The emerging cultural stance of post-postmodernism, however, does not entail returning to the uncomplicated but one-sided patriotism of the past. Progressivism’s original negation of America’s old cultural establishment can itself only be effectively negated in turn by acknowledging the merits of progressivism’s caring values, and by internalizing its corrective message of shame. In the logic of dialectical development, the synthesis must include, in modified form, the valid critiques and objections of the antithesis.
SYNTHESIZING AMERICAN PRIDE AND SHAME
It is important to affirm that the most productive relationship between pride and shame is not relativistic equipoise. Rather, these polar sentiments should ideally be held together in dynamic tension wherein each can shape and charge the value of the other. Although both patriotism and reverse patriotism attract their share of one-sided extremists, those who aspire to civic virtue would do well to accept the core value of both these outlooks. Indeed, the practice of bringing national pride and shame into a mutually-correcting relationship of challenge and support can help purge the most extreme elements of both sides. Despite the inevitably dialectical course of our development, like a sailboat tacking back and forth against the wind, integrating pride and shame by turns can help us maintain a consistent heading toward a more perfect union.
As a first-generation American, I cannot help but be patriotic.

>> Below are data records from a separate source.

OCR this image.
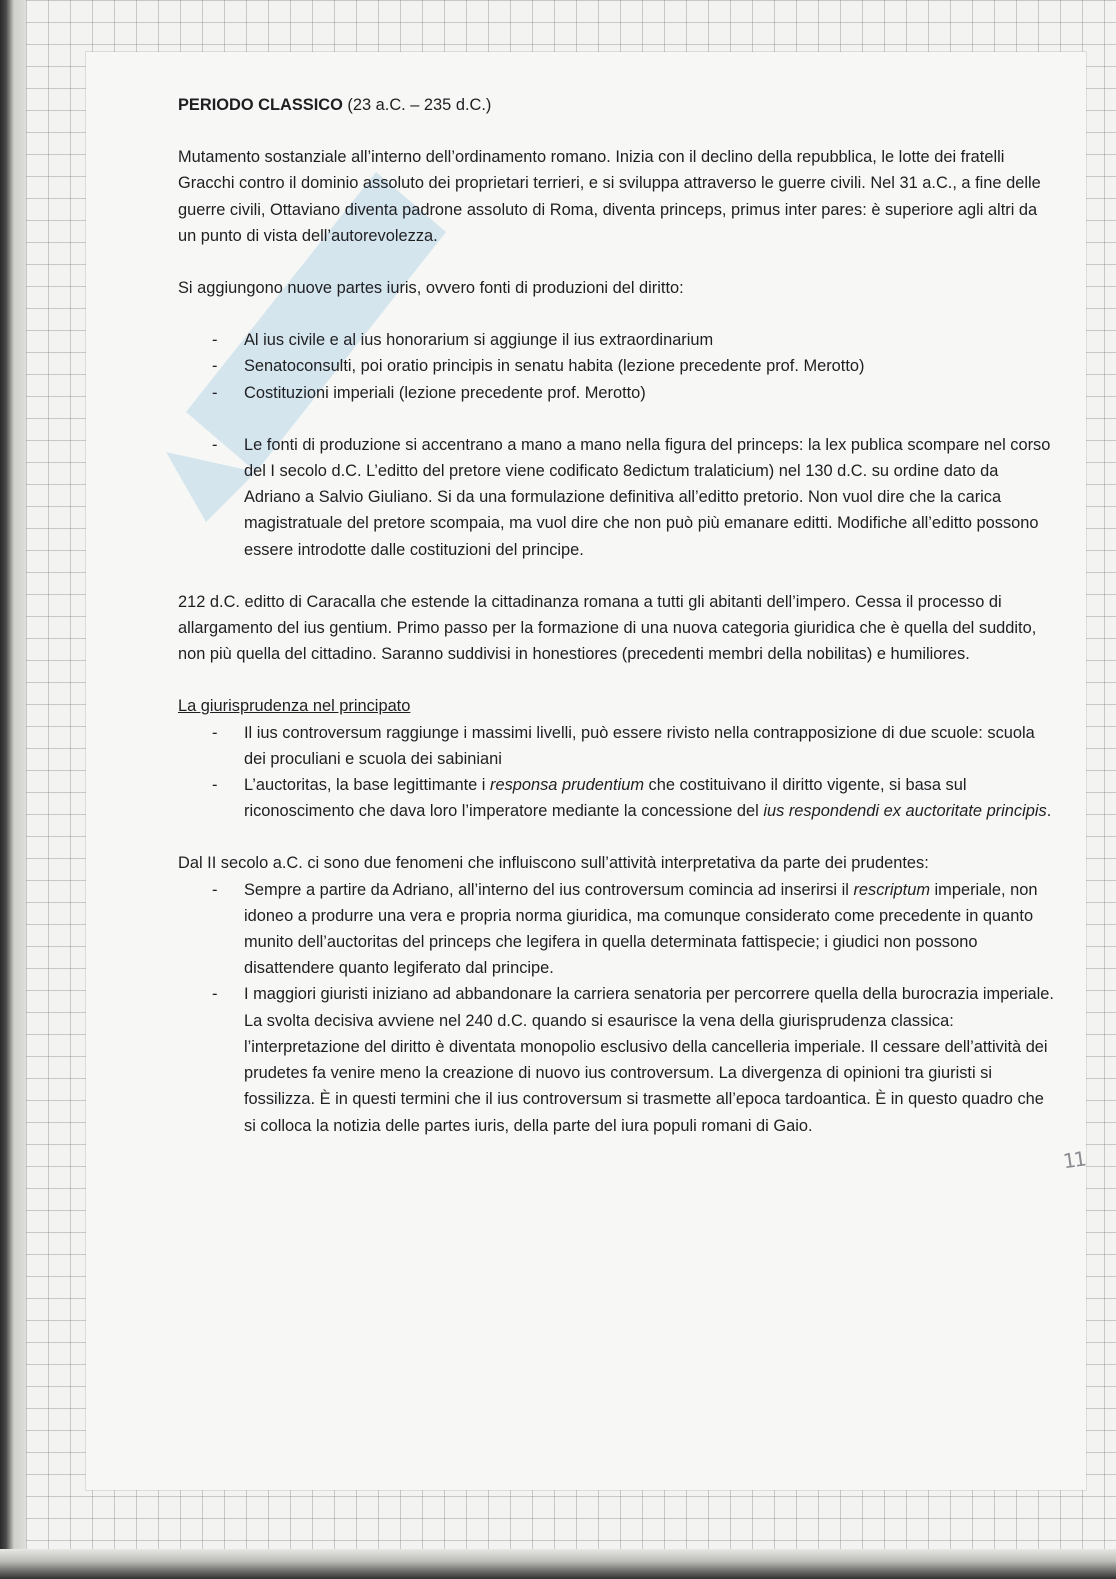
PERIODO CLASSICO (23 a.C. – 235 d.C.)

Mutamento sostanziale all’interno dell’ordinamento romano. Inizia con il declino della repubblica, le lotte dei fratelli Gracchi contro il dominio assoluto dei proprietari terrieri, e si sviluppa attraverso le guerre civili. Nel 31 a.C., a fine delle guerre civili, Ottaviano diventa padrone assoluto di Roma, diventa princeps, primus inter pares: è superiore agli altri da un punto di vista dell’autorevolezza.

Si aggiungono nuove partes iuris, ovvero fonti di produzioni del diritto:

- Al ius civile e al ius honorarium si aggiunge il ius extraordinarium
- Senatoconsulti, poi oratio principis in senatu habita (lezione precedente prof. Merotto)
- Costituzioni imperiali (lezione precedente prof. Merotto)
- Le fonti di produzione si accentrano a mano a mano nella figura del princeps: la lex publica scompare nel corso del I secolo d.C. L’editto del pretore viene codificato 8edictum tralaticium) nel 130 d.C. su ordine dato da Adriano a Salvio Giuliano. Si da una formulazione definitiva all’editto pretorio. Non vuol dire che la carica magistratuale del pretore scompaia, ma vuol dire che non può più emanare editti. Modifiche all’editto possono essere introdotte dalle costituzioni del principe.

212 d.C. editto di Caracalla che estende la cittadinanza romana a tutti gli abitanti dell’impero. Cessa il processo di allargamento del ius gentium. Primo passo per la formazione di una nuova categoria giuridica che è quella del suddito, non più quella del cittadino. Saranno suddivisi in honestiores (precedenti membri della nobilitas) e humiliores.

La giurisprudenza nel principato

- Il ius controversum raggiunge i massimi livelli, può essere rivisto nella contrapposizione di due scuole: scuola dei proculiani e scuola dei sabiniani
- L’auctoritas, la base legittimante i responsa prudentium che costituivano il diritto vigente, si basa sul riconoscimento che dava loro l’imperatore mediante la concessione del ius respondendi ex auctoritate principis.

Dal II secolo a.C. ci sono due fenomeni che influiscono sull’attività interpretativa da parte dei prudentes:

- Sempre a partire da Adriano, all’interno del ius controversum comincia ad inserirsi il rescriptum imperiale, non idoneo a produrre una vera e propria norma giuridica, ma comunque considerato come precedente in quanto munito dell’auctoritas del princeps che legifera in quella determinata fattispecie; i giudici non possono disattendere quanto legiferato dal principe.
- I maggiori giuristi iniziano ad abbandonare la carriera senatoria per percorrere quella della burocrazia imperiale. La svolta decisiva avviene nel 240 d.C. quando si esaurisce la vena della giurisprudenza classica: l’interpretazione del diritto è diventata monopolio esclusivo della cancelleria imperiale. Il cessare dell’attività dei prudetes fa venire meno la creazione di nuovo ius controversum. La divergenza di opinioni tra giuristi si fossilizza. È in questi termini che il ius controversum si trasmette all’epoca tardoantica. È in questo quadro che si colloca la notizia delle partes iuris, della parte del iura populi romani di Gaio.
11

Yet as a post-postmodernist, I also feel a duty to own the shame that is the most appropriate moral response to the misdeeds of American history. As I celebrate America’s 250th birthday, I will therefore endeavor to hold these tension-rich sentiments within a larger mental picture of my personal identity. I won’t let my inherent gratitude for the rewarding life I’ve lived as an American citizen—my natural and instinctive patriotism—be quashed or invalidated. But neither will I avoid the shame that stems from valid grievances about America’s historical offenses, as well as the remaining injustices we are urgently called to remedy.
This is not value relativism; I’m staunchly pro-American and want our nation to thrive and prosper. Yet my reading of the currents of history tells me that the threat of progressive postmodernism’s reverse patriotism can be most effectively countered and culturally transcended by including its most poignant critiques within a larger cultural whole.

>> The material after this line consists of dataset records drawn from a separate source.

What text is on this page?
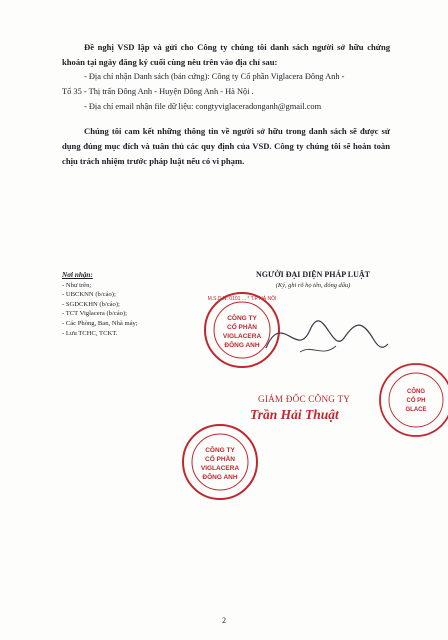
Đề nghị VSD lập và gửi cho Công ty chúng tôi danh sách người sở hữu chứng khoán tại ngày đăng ký cuối cùng nêu trên vào địa chỉ sau:
- Địa chỉ nhận Danh sách (bản cứng): Công ty Cổ phần Viglacera Đông Anh -
Tổ 35 - Thị trấn Đông Anh - Huyện Đông Anh - Hà Nội .
- Địa chỉ email nhận file dữ liệu: congtyviglaceradonganh@gmail.com
Chúng tôi cam kết những thông tin về người sở hữu trong danh sách sẽ được sử dụng đúng mục đích và tuân thủ các quy định của VSD. Công ty chúng tôi sẽ hoàn toàn chịu trách nhiệm trước pháp luật nếu có vi phạm.
Nơi nhận:
- Như trên;
- UBCKNN (b/cáo);
- SGDCKHN (b/cáo);
- TCT Viglacera (b/cáo);
- Các Phòng, Ban, Nhà máy;
- Lưu TCHC, TCKT.
NGƯỜI ĐẠI DIỆN PHÁP LUẬT
(Ký, ghi rõ họ tên, đóng dấu)
M.S.D.N: 0101 ... * T.P HÀ NỘI
CÔNG TY
CỔ PHẦN
VIGLACERA
ĐÔNG ANH
CÔNG
CỔ PH
GLACE
GIÁM ĐỐC CÔNG TY
Trần Hải Thuật
CÔNG TY
CỔ PHẦN
VIGLACERA
ĐÔNG ANH
2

For their own psychological well-being, those who feel nothing but shame would do well to allow themselves to take some pride, and those who feel nothing but pride would similarly do well to acknowledge the need for a modicum of national contrition. Without a degree of pride, our shame will eat us alive. And conversely, if we fail to acknowledge a degree of collective shame, our pride will blind us, not only to truth, but to goodness as well. As the Biblical Book of Proverbs teaches, “pride goes before a fall.”

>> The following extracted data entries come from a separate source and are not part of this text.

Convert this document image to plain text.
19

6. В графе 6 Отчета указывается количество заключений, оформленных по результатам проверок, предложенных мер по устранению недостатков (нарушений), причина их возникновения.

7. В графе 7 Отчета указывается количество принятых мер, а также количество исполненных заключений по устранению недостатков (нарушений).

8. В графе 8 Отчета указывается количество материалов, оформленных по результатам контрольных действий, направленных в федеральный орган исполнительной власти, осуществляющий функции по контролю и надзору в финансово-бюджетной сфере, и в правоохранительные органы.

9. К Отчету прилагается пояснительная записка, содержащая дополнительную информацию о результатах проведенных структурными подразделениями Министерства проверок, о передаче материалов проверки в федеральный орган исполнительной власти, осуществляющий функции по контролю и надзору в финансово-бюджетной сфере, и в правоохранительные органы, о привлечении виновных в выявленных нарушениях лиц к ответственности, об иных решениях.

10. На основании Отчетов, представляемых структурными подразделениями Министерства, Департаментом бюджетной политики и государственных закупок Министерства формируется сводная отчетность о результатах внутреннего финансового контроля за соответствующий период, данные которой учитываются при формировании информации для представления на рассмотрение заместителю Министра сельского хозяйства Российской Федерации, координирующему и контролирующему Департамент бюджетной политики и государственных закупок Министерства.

So dear reader, on this Fourth of July, I invite you to take both pride and shame in our country. Let’s resolve to fix what’s wrong—let’s use the motivating power of our shame to demand a better government and a more wise and caring citizenry. And simultaneously, let’s also harness the power of our pride to strengthen our resolve to protect and preserve what’s right about our fragile nation. By thus integrating our national pride and shame, on this symbolic anniversary, we can, with complete sincerity, raise a glass to America the beautiful and give thanks for the United States.